About This Site
This nViLog (nVidia Technology Log) site is meant to show the digital artists the hardware and software products which use the CUDA technology intensively. Due to an increasing number of applications and processing requirements of today’s graphics, we (the group at XenonMagazine.com & Digital Media eXtremE Studio) thought it would be great to have a list of available apps, cards, desktop workstations and notebooks that could help the digital artists in image processing (the upcoming Photoshop CS5 and others) and video processing (both gaming, but also video encoding and decoding of video files), so here you have it, a new site which is currently in development in order to ensure an accurate description of the latest products working with CUDA.

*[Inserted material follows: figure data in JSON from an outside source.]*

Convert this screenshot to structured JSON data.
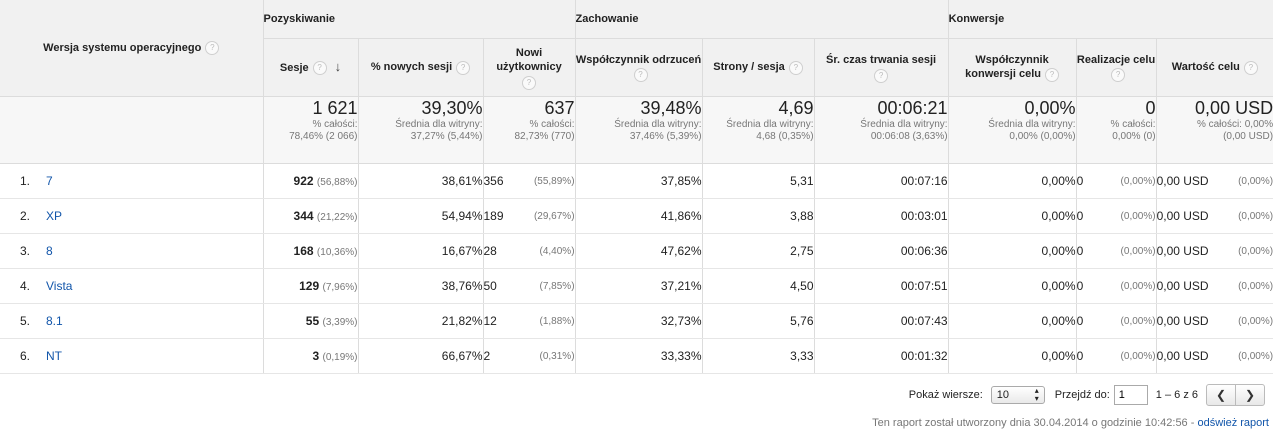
{
  "dimension_header": "Wersja systemu operacyjnego",
  "groups": {
    "acquisition": "Pozyskiwanie",
    "behavior": "Zachowanie",
    "conversions": "Konwersje"
  },
  "columns": {
    "sessions": "Sesje",
    "new_sessions": "% nowych sesji",
    "new_users": "Nowi użytkownicy",
    "bounce_rate": "Współczynnik odrzuceń",
    "pages_per_session": "Strony / sesja",
    "avg_duration": "Śr. czas trwania sesji",
    "conv_rate": "Współczynnik konwersji celu",
    "goal_completions": "Realizacje celu",
    "goal_value": "Wartość celu"
  },
  "totals": {
    "sessions": {
      "value": "1 621",
      "sub1": "% całości:",
      "sub2": "78,46% (2 066)"
    },
    "new_sessions": {
      "value": "39,30%",
      "sub1": "Średnia dla witryny:",
      "sub2": "37,27% (5,44%)"
    },
    "new_users": {
      "value": "637",
      "sub1": "% całości:",
      "sub2": "82,73% (770)"
    },
    "bounce_rate": {
      "value": "39,48%",
      "sub1": "Średnia dla witryny:",
      "sub2": "37,46% (5,39%)"
    },
    "pages_per_session": {
      "value": "4,69",
      "sub1": "Średnia dla witryny:",
      "sub2": "4,68 (0,35%)"
    },
    "avg_duration": {
      "value": "00:06:21",
      "sub1": "Średnia dla witryny:",
      "sub2": "00:06:08 (3,63%)"
    },
    "conv_rate": {
      "value": "0,00%",
      "sub1": "Średnia dla witryny:",
      "sub2": "0,00% (0,00%)"
    },
    "goal_completions": {
      "value": "0",
      "sub1": "% całości:",
      "sub2": "0,00% (0)"
    },
    "goal_value": {
      "value": "0,00 USD",
      "sub1": "% całości: 0,00%",
      "sub2": "(0,00 USD)"
    }
  },
  "rows": [
    {
      "idx": "1.",
      "name": "7",
      "sessions": "922",
      "sessions_pct": "(56,88%)",
      "new_sessions": "38,61%",
      "new_users": "356",
      "new_users_pct": "(55,89%)",
      "bounce_rate": "37,85%",
      "pages": "5,31",
      "duration": "00:07:16",
      "conv_rate": "0,00%",
      "goals": "0",
      "goals_pct": "(0,00%)",
      "value": "0,00 USD",
      "value_pct": "(0,00%)"
    },
    {
      "idx": "2.",
      "name": "XP",
      "sessions": "344",
      "sessions_pct": "(21,22%)",
      "new_sessions": "54,94%",
      "new_users": "189",
      "new_users_pct": "(29,67%)",
      "bounce_rate": "41,86%",
      "pages": "3,88",
      "duration": "00:03:01",
      "conv_rate": "0,00%",
      "goals": "0",
      "goals_pct": "(0,00%)",
      "value": "0,00 USD",
      "value_pct": "(0,00%)"
    },
    {
      "idx": "3.",
      "name": "8",
      "sessions": "168",
      "sessions_pct": "(10,36%)",
      "new_sessions": "16,67%",
      "new_users": "28",
      "new_users_pct": "(4,40%)",
      "bounce_rate": "47,62%",
      "pages": "2,75",
      "duration": "00:06:36",
      "conv_rate": "0,00%",
      "goals": "0",
      "goals_pct": "(0,00%)",
      "value": "0,00 USD",
      "value_pct": "(0,00%)"
    },
    {
      "idx": "4.",
      "name": "Vista",
      "sessions": "129",
      "sessions_pct": "(7,96%)",
      "new_sessions": "38,76%",
      "new_users": "50",
      "new_users_pct": "(7,85%)",
      "bounce_rate": "37,21%",
      "pages": "4,50",
      "duration": "00:07:51",
      "conv_rate": "0,00%",
      "goals": "0",
      "goals_pct": "(0,00%)",
      "value": "0,00 USD",
      "value_pct": "(0,00%)"
    },
    {
      "idx": "5.",
      "name": "8.1",
      "sessions": "55",
      "sessions_pct": "(3,39%)",
      "new_sessions": "21,82%",
      "new_users": "12",
      "new_users_pct": "(1,88%)",
      "bounce_rate": "32,73%",
      "pages": "5,76",
      "duration": "00:07:43",
      "conv_rate": "0,00%",
      "goals": "0",
      "goals_pct": "(0,00%)",
      "value": "0,00 USD",
      "value_pct": "(0,00%)"
    },
    {
      "idx": "6.",
      "name": "NT",
      "sessions": "3",
      "sessions_pct": "(0,19%)",
      "new_sessions": "66,67%",
      "new_users": "2",
      "new_users_pct": "(0,31%)",
      "bounce_rate": "33,33%",
      "pages": "3,33",
      "duration": "00:01:32",
      "conv_rate": "0,00%",
      "goals": "0",
      "goals_pct": "(0,00%)",
      "value": "0,00 USD",
      "value_pct": "(0,00%)"
    }
  ],
  "pagination": {
    "show_rows_label": "Pokaż wiersze:",
    "rows_value": "10",
    "goto_label": "Przejdź do:",
    "goto_value": "1",
    "range": "1 – 6 z 6"
  },
  "footer": {
    "text": "Ten raport został utworzony dnia 30.04.2014 o godzinie 10:42:56 - ",
    "link": "odśwież raport"
  },
  "icons": {
    "help": "question-mark-icon",
    "sort": "sort-desc-arrow-icon",
    "prev": "chevron-left-icon",
    "next": "chevron-right-icon",
    "select": "select-arrows-icon"
  }
}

We do have the nVidia logo on our site but we are not affiliated with nVidia or any of nVidia’s partners. Yes, this site has a “hint” in its title (envy
), as to suggest that the ATI users have yet to see some dedicated apps that would harness the GPU power of their cards for video encoding – the ATI Vivo encoder is more like a joke when compared to Adobe Media Encoder, TMPGEnc Xpress, Badaboom and other video encoding apps that have support for many video formats (input and output) with advanced video filters (crop, noise removal, color correction and others) – basically, this was a smart move from nVidia to get their GPUs involved in more than just processing video games. Today’s requirements for digital artists are quite various and demanding – the old fashion way to encode only with the CPU is obsolete and it requires expensive quad-core CPUs being upgraded often. The apps mentioned above are not perfect (but then again, nothing is), but they represent a step forward that needs to be encouraged – so that is the aim of this site.